L’excitation grandit à mesure que ce créneau se confirme. Les idées fusent, on est d’abord tiraillé entre l’envie d’assurer un beau sommet et l’envie de se lancer dans un gros projet. Finalement, on se dit rapidement que c’est l’occasion ou jamais d’aller s’immerger dans le mythe de la face Ouest du Cerro Torre, un rêve de plusieurs années. On passe la dernière journée à affiner la stratégie grâce aux conseils de Rolo Garibotti, fin connaisseur du massif à la générosité aussi grande que son talent d’alpiniste. Nous décidons d’unir nos forces avec une cordée allemande ayant le même objectif que nous.
On projette de gravir la via dei Ragni, ouverte en 1974 par une expédition italienne qui signe la première de ce sommet considéré à l’époque comme un des plus durs au monde. Cette voie sublime s’immisce au mieux dans un monde de glace, neige et givre unique au monde. Elle se déroule en face Ouest, et est donc sans cesse soumise aux tempêtes naissant sur le Hielo Continental. Ce vent furieux façonne des formes uniques, bien délicates à grimper puisque souvent sans consistance, mais magiques pour les yeux. Les dernières longueurs se faufilent à travers trois champignons sommitaux, dont la forme et la difficulté varient en fonction des années.
La saison ayant été très perturbée jusqu’à février, personne n’a pu réellement tenter cette voie. On part avec beaucoup d’incertitudes sur l’état des derniers champignons de neige. Si nous avons de la chance, le vent a peu a peu formé des tunnels naturels à travers le givre. Si ce n’est pas le cas, il nous faudra creuser un passage, puisque l’inconsistance du givre rend impossible l’escalade à l’extérieur.

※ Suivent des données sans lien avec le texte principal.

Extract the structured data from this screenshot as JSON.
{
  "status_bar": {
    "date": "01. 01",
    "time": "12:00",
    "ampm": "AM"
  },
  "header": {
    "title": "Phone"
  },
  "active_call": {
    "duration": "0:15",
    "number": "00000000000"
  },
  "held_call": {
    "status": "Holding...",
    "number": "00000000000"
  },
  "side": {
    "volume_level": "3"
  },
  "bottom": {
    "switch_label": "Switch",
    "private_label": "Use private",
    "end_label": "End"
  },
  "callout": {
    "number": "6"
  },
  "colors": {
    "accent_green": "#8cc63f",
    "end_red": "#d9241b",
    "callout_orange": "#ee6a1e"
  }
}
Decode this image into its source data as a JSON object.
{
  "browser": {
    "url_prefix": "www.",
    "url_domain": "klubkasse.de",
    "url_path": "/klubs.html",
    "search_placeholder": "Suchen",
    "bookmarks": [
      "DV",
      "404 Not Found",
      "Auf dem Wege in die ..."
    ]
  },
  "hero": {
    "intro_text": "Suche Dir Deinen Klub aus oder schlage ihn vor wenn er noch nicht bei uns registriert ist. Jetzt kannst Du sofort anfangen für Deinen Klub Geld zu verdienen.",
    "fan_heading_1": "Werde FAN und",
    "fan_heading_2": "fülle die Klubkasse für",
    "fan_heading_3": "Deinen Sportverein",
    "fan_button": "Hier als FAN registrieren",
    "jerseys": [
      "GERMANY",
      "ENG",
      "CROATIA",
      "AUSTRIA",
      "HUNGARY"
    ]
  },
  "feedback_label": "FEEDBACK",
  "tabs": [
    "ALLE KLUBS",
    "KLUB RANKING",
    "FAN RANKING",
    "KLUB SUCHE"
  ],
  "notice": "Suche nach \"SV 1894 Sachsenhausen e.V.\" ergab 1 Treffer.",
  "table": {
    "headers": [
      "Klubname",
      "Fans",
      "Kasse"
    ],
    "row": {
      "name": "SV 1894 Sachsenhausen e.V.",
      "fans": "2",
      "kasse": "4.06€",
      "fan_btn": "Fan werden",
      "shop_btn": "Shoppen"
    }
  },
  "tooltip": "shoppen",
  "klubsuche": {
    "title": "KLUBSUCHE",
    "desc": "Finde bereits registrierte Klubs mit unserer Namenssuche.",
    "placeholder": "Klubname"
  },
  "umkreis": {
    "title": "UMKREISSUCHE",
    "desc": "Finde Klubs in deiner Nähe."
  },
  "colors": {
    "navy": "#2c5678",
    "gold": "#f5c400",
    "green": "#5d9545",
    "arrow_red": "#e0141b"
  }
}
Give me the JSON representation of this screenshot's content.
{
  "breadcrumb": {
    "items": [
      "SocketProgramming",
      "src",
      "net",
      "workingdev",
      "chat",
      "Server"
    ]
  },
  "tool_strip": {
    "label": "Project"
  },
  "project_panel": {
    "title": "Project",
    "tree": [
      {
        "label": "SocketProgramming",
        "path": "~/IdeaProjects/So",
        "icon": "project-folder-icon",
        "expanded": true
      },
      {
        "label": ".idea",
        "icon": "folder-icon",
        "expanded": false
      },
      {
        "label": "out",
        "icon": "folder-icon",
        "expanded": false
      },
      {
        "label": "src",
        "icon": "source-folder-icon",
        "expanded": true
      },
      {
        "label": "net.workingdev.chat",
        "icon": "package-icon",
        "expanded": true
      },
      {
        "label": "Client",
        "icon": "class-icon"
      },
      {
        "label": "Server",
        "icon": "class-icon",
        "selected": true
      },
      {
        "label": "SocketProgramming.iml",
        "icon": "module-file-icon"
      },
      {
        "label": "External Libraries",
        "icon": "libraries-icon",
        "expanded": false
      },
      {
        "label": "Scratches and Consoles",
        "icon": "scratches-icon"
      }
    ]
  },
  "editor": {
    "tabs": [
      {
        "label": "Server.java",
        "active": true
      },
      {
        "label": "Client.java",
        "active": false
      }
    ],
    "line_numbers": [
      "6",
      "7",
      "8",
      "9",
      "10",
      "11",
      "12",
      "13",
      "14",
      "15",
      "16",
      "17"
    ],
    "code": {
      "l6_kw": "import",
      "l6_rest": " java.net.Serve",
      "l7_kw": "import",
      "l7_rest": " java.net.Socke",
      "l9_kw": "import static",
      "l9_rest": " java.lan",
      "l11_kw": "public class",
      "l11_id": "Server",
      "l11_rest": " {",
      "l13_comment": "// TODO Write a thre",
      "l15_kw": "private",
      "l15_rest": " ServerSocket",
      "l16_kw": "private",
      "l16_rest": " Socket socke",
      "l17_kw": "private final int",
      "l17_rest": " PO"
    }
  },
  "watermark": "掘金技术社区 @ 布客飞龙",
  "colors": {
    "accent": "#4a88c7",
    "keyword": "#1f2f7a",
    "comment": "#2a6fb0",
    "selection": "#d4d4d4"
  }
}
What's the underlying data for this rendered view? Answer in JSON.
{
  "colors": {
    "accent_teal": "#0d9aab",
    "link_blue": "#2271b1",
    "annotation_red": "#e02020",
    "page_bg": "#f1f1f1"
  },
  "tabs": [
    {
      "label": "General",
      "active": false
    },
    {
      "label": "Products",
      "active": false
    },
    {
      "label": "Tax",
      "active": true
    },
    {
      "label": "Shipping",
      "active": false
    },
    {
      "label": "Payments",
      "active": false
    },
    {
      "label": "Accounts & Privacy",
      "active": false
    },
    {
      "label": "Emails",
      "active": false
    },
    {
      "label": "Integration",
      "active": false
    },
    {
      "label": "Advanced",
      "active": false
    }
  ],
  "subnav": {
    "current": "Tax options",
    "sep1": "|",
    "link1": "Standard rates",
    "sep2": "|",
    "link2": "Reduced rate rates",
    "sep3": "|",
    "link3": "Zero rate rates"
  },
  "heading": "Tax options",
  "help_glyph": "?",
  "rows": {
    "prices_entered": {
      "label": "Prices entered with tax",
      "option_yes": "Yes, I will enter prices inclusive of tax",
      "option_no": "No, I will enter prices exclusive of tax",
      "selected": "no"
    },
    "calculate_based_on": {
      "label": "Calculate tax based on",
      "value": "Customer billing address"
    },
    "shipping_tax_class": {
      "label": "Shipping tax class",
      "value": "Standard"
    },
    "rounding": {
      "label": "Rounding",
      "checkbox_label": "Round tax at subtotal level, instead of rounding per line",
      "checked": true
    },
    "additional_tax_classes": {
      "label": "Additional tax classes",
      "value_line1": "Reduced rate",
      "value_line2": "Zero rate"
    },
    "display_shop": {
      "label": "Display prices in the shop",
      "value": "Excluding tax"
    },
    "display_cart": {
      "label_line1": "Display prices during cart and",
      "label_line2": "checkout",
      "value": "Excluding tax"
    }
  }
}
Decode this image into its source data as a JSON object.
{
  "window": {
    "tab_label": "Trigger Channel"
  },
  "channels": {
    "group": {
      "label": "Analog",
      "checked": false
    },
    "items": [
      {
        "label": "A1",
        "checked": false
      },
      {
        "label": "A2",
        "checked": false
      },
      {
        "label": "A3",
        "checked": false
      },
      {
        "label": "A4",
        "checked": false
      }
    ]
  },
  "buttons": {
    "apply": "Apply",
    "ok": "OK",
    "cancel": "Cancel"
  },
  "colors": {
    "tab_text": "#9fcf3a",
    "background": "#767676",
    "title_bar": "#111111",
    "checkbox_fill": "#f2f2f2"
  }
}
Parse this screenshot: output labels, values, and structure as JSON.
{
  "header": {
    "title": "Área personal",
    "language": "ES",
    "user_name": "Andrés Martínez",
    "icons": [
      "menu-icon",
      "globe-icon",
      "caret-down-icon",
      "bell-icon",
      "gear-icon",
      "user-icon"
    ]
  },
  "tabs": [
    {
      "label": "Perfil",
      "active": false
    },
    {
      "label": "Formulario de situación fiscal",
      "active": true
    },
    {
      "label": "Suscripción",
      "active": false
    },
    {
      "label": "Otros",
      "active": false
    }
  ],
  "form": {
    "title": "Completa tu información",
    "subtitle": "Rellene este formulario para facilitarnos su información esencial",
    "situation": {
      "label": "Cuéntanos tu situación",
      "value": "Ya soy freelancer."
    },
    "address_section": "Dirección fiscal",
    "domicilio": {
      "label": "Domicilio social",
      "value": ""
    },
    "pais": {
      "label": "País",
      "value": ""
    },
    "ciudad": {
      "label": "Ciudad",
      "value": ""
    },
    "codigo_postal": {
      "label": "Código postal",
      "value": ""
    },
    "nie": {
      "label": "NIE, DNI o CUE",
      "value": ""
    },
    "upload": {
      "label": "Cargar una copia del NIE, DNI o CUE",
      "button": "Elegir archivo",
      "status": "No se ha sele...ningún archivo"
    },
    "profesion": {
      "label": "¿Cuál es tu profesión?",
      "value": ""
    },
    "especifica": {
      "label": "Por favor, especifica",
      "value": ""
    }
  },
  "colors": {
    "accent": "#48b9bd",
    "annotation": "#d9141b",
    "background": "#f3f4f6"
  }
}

Le mythe du Cerro Torre repose sur la beauté époustouflante de la montagne, sa difficulté qui a repoussé des nombreuses cordées, ces formations de givre uniques, l’exigence d’un créneau météo suffisamment stable pour se lancer dans une des voies, et surtout son histoire. De quoi alimenter l’imaginaire d’un alpiniste ! C’est donc un peu fébriles et surtout très excités que nous montons dormir à Noruegos, surguronzés à l’idée d’aller passer plusieurs jours sur ce mythe.
Après une courte nuit, le passage du col Standhardt nous plonge dans l’immensité du versant Ouest, avec le Hielo Continental à perte de vue. Quelques rappels, puis 600m à descendre pour contourner un bastion, nous remontons en direction du col de la Esperanza, barré par quelques longueurs de mixte puis de glace. Nous sommes seuls au monde, avec une météo parfaite, le sourire scotché aux oreilles en pensant au privilège d’être les premiers sur cette voie et de profiter de ces conditions.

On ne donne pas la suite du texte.